For instance, “Dance Tonight” employs a playful mandolin as the dominant instrument and McCartney whistling portions of the catchy melody. “Ever Present Past” is perhaps the best example of his use of guitar riffs. However, refusing to write songs that are moved along by overly aggressive drumming and a frantic tempo, this album is another example of McCartney’s individualistic disregard for the taste of his critics. For the decade that Wings existed, the music press hurled unqualified criticism at the group for not sounding like every other rock group. For his part, McCartney did not tow the line and ended up by creating music that has stood the test of time.

“See Your Sunshine” is a melodic song that displays great interplay of piano and his well respected booming bass, which never exists as mere backdrop rhythm. “Only Mama Knows” begins and ends with beautifully melodic strings. For those looking for a genuinely dyed-in-the-wool rock song, this song will not disappoint.
The acoustic ballad “You Tell Me” is reminiscent of old McCartney downtempo songs. Actually, this song conveys a rather sad quality that bespeaks of the nostalgia of days gone by. “The End of the End” contains some of McCartney’s most pressing lyrics. The song is about how he would like to be remembered. Here, we once again encounter him whistling the melody, as if gentling walking away into some post-mortal realm.

“That Was Me” displays an autobiographical flair, where McCartney is awed by the passing years, from childhood to fame and stardom, and culminating in old age. His bass line in this song is some of his most poignant yet. Jazzy fingering techniques carry this song. “House of Wax,” a quasi-lament, finds him giving his all emotionally.
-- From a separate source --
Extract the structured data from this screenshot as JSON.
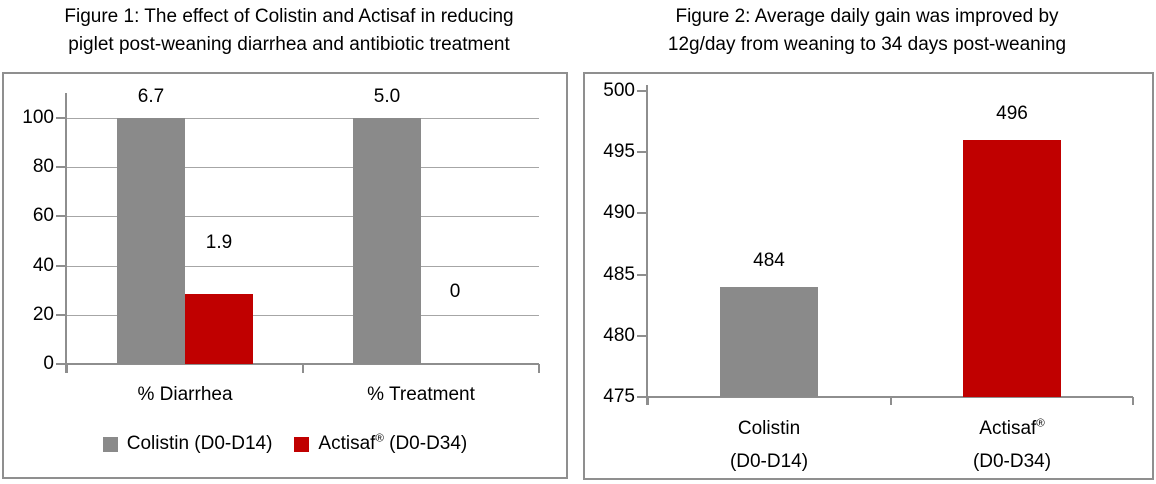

If forced to choose the most endearing and memorable quality of Memory Almost Full, one would have to say that the lyrics of these songs are some of the most profound and poignant that he has ever composed. This is a moving record that is replete with melodies that will easily become classic McCartney songs. It is also a glaring indictment of just how much talent actually still matters.

Pedro Blas Gonzalez is Associate Professor of Philosophy at Barry University in Miami, Florida. Amongst his intellectual pursuits is his interest in the relationship that exists between subjectivity, self-autonomy and philosophy.